The academic council also decided that undergraduate students of the political science honours course must study a paper on Savarkar’s life and thoughts in the sixth semester.

The council pushed the paper on Mahatma Gandhi’s life and thoughts, which was part of the erstwhile three-year course, to the seventh semester of the current four-year undergraduate programme.

Since multiple exit options are available now, many students might leave with a BA degree after three years, having studied Savarkar but not Gandhi.

Academic council member Chandra Mohan Negi said that many of the members had demanded that Gandhi be taught in the fourth semester — before Savarkar — but vice-chancellor Yogesh Singh had rejected the idea.

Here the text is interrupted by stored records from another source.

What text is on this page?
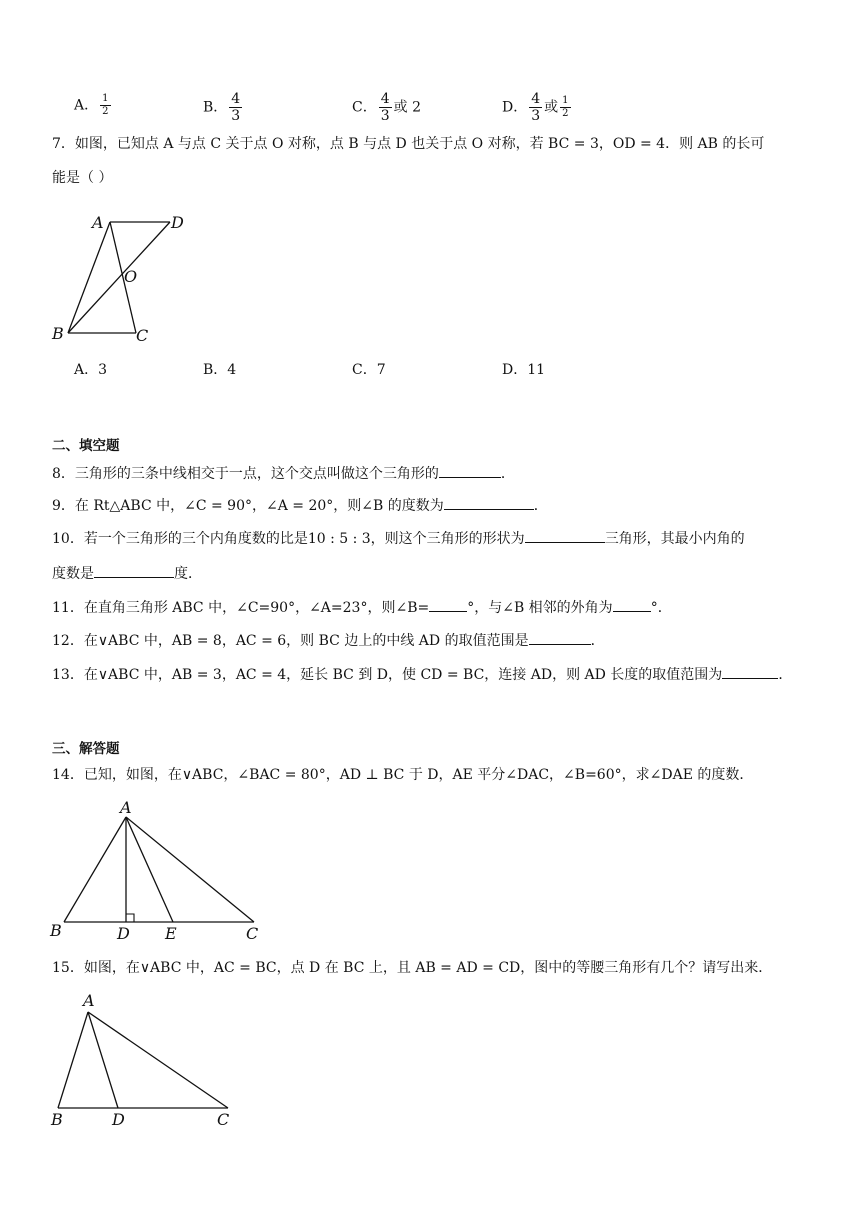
A． $\frac{1}{2}$	B． $\frac{4}{3}$	C． $\frac{4}{3}$ 或 2	D． $\frac{4}{3}$ 或 $\frac{1}{2}$
7．如图，已知点 A 与点 C 关于点 O 对称，点 B 与点 D 也关于点 O 对称，若 BC = 3，OD = 4．则 AB 的长可
能是（ ）
A	D
O
B	C
A．3	B．4	C．7	D．11
二、填空题
8．三角形的三条中线相交于一点，这个交点叫做这个三角形的	．
9．在 Rt△ABC 中，∠C = 90°，∠A = 20°，则∠B 的度数为	．
10．若一个三角形的三个内角度数的比是10 : 5 : 3，则这个三角形的形状为	三角形，其最小内角的
度数是	度．
11．在直角三角形 ABC 中，∠C=90°，∠A=23°，则∠B=	°，与∠B 相邻的外角为	°．
12．在∨ABC 中，AB = 8，AC = 6，则 BC 边上的中线 AD 的取值范围是	．
13．在∨ABC 中，AB = 3，AC = 4，延长 BC 到 D，使 CD = BC，连接 AD，则 AD 长度的取值范围为	．
三、解答题
14．已知，如图，在∨ABC，∠BAC = 80°，AD ⊥ BC 于 D，AE 平分∠DAC，∠B=60°，求∠DAE 的度数．
A
B	D E	C
15．如图，在∨ABC 中，AC = BC，点 D 在 BC 上，且 AB = AD = CD，图中的等腰三角形有几个？请写出来．
A
B	D	C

Negi said Savarkar had never been part of the undergraduate syllabus before. The new paper’s title refers to him as “Veer Savarkar”.

The Centre for Hindu Studies will offer an MA in Hindu Studies. The NDA government has asked central universities to introduce this course, which presents the caste system as inclusive and seeks to portray Buddhism and Sikhism as branches of Hinduism. Banaras Hindu University was the first to start this course in 2021.

According to the academic council, the Centre for Independence and Partition Studies will focus on heroes and events of the freedom movement that have not yet found a place in official history.

“For this, ‘oral history’ will also be recordedin the voices of thosepeople of that era whohave suffered this tragedy,” a university media release said.

The Sangh parivar, which had little involvement in the independence movement, alleges that official history exaggerates the role that the Congress and its leaders played in the freedom movement.

The release said the centre would also study the causes and effects of the Partition.

Former executive council member Abha Dev Habib said that going by the NDA government’s record on matters of communal harmony, one can only be apprehensive about the objective behind the push for studying the Partition.

“One would have felt reassured if the proposal had come from a government that believes in secular values. But the NDA government’s record on this front is poor,” she said.

“A centre for partition studies is expected to collect data and analyse literature in a scientific manner. It’s a big question whether the centre at DU will do this.”

She added: “There is every possibility that this centre will produce toxic material to further the communal agenda. It will legitimise unfounded stories under the garb of research findings.”

Recently, Delhi University’s syllabus panel recommended dropping the word “Hindu” from the titles of two chapters on B.R. Ambedkar in an elective paper that includes content critical of the Hindu social order and its treatment of women.